Ted Grant, a physicist who retired to Annapolis and works part time for the boat show, snagged a spot in Gillholm’s notebook to take a test ride on Sunday. He peppered the Swedish women with advance questions.
“We have a lot of wood and logs in the water around here,” Grant asked. “What happens if you hit one?”
The Candela hydrofoils are designed to be “sacrificial,” Lerm explained. “It’s very undramatic.”
If they hit something hard enough while extended, the carbon composite foils will break off and need to be replaced. But she was also quick to point out that replacing a foil is cheaper than replacing a conventional engine, and the foil will take the beating, not the boat’s hull.

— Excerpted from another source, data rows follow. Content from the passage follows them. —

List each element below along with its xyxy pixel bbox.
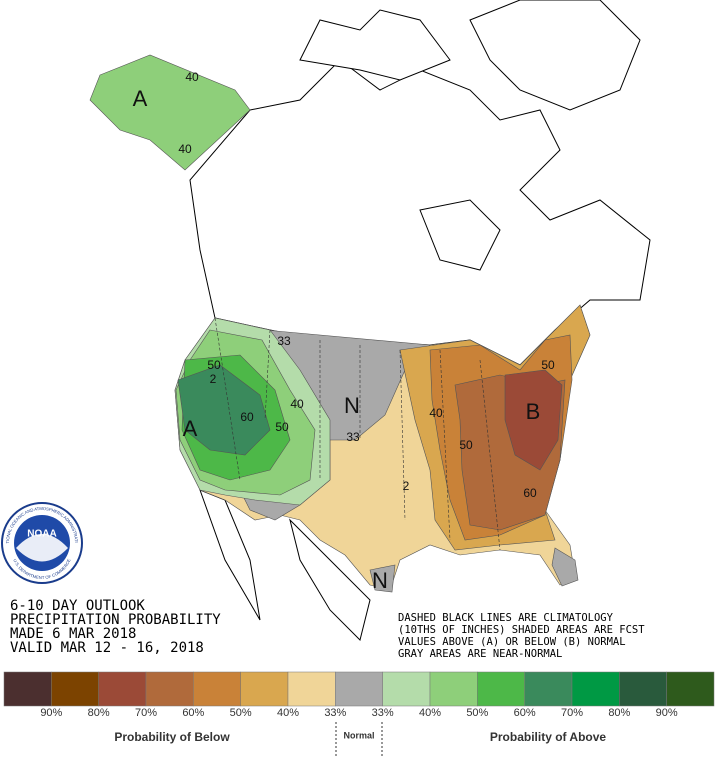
legend-label: 40% (277, 707, 299, 719)
legend-swatch (666, 671, 715, 707)
header-line: VALID MAR 12 - 16, 2018 (10, 640, 204, 656)
legend-label: 60% (182, 707, 204, 719)
contour-label: 40 (290, 397, 304, 411)
legend-swatch (382, 671, 431, 707)
logo-ring-top-text: NATIONAL OCEANIC AND ATMOSPHERIC ADMINIS… (0, 0, 79, 544)
contour-label: 60 (523, 486, 537, 500)
forecast-region (369, 564, 396, 593)
legend-label: 40% (419, 707, 441, 719)
category-letter: A (133, 86, 148, 111)
legend-swatch (524, 671, 573, 707)
legend-below-title: Probability of Below (114, 730, 230, 744)
legend-swatch (3, 671, 52, 707)
note-line: GRAY AREAS ARE NEAR-NORMAL (398, 648, 562, 660)
legend-label: 70% (561, 707, 583, 719)
legend-swatch (287, 671, 336, 707)
contour-label: 50 (459, 438, 473, 452)
logo-ring-top: NATIONAL OCEANIC AND ATMOSPHERIC ADMINIS… (0, 0, 79, 544)
legend-label: 60% (514, 707, 536, 719)
legend-swatch (51, 671, 99, 707)
contour-label: 40 (178, 142, 192, 156)
forecast-region (177, 364, 271, 456)
legend-label: 33% (372, 707, 394, 719)
contour-label: 33 (277, 334, 291, 348)
land-outlines (189, 0, 651, 641)
forecast-region (89, 54, 251, 171)
legend-label: 50% (466, 707, 488, 719)
legend-swatch (429, 671, 478, 707)
legend-swatch (98, 671, 147, 707)
contour-label: 40 (185, 70, 199, 84)
legend-label: 90% (656, 707, 678, 719)
note-line: (10THS OF INCHES) SHADED AREAS ARE FCST (398, 624, 645, 636)
borders (214, 317, 501, 551)
legend-swatch (571, 671, 620, 707)
forecast-region (504, 369, 563, 471)
category-letter: B (526, 399, 541, 424)
legend-label: 50% (230, 707, 252, 719)
contour-label: 40 (429, 406, 443, 420)
category-letter: N (372, 568, 388, 593)
category-letter: A (183, 416, 198, 441)
legend-swatch (193, 671, 241, 707)
header-line: PRECIPITATION PROBABILITY (10, 612, 221, 628)
contour-label: 50 (275, 420, 289, 434)
header-line: MADE 6 MAR 2018 (10, 626, 136, 642)
logo-bird (16, 534, 68, 562)
contour-label: 50 (207, 358, 221, 372)
forecast-region (551, 547, 579, 587)
legend-label: 80% (88, 707, 110, 719)
note-line: DASHED BLACK LINES ARE CLIMATOLOGY (398, 612, 614, 624)
header-line: 6-10 DAY OUTLOOK (10, 598, 145, 614)
legend-swatch (145, 671, 194, 707)
note-line: VALUES ABOVE (A) OR BELOW (B) NORMAL (398, 636, 626, 648)
legend-swatch (619, 671, 667, 707)
legend-normal-title: Normal (343, 730, 374, 740)
legend-swatch (335, 671, 383, 707)
logo-text: NOAA (27, 529, 56, 540)
legend-label: 33% (324, 707, 346, 719)
contour-label: 33 (346, 430, 360, 444)
contour-label: 2 (210, 372, 217, 386)
legend-label: 70% (135, 707, 157, 719)
contour-label: 2 (403, 479, 410, 493)
noaa-logo: NOAA NATIONAL OCEANIC AND ATMOSPHERIC AD… (0, 0, 83, 584)
forecast-regions (89, 54, 591, 593)
legend-label: 80% (608, 707, 630, 719)
legend-swatch (477, 671, 525, 707)
legend-above-title: Probability of Above (490, 730, 607, 744)
legend: 90% 80% 70% 60% 50% 40% 33% 33% 40% 50% 60% 70% 80% 9… (3, 671, 715, 719)
legend-label: 90% (40, 707, 62, 719)
contour-label: 50 (541, 358, 555, 372)
category-letter: N (344, 393, 360, 418)
legend-swatch (240, 671, 289, 707)
contour-label: 60 (240, 410, 254, 424)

“A lot of insurance companies are realizing that it is actually safer and less expensive to hit a rock with a Candela than a conventional boat,” Lerm said
Grant also wanted to know how far the boat can travel on one charge: About 50 miles if traveling at 22 knots, Gillholm said. For some long-distance boaters, that’s an obvious drawback. So is the upfront cost of $395,000 for a base model, although once you invest in a Candela, boating is “virtually free” with limited annual maintenance.
A software engineer who recently moved to Gibson Island was curious whether a Candela could stay afloat at his dock during low tide. That could be a deal breaker: The C-8, which includes a small interior sleeping cabin, needs a little more than 4 feet of water to safely stay bobbing in the water.
The engineer got lucky — one of the 3 p.m. demo riders failed to show, and he hopped aboard after four very enthusiastic members of the Maryland Natural Resources Police disembarked, including Reserve Officer Jack Boyser.
“We’re police approved,” Lerm happily exclaimed.
While Boyser pointed out he could only speak for himself, not the state agency he works for, he was thrilled to see Candela’s green technology on display at the boat show. “I saw one boat today with a 1,200-gallon gas tank,” he said, shaking his head.
While the DNR probably needs boats that can travel farther than 50 miles at high speeds on one charge, his hope is that Maryland agencies will invest in battery-powered boats whenever possible.
“We need to start getting more electric boats in the water,” Boyser said. “We have got to start changing the culture.”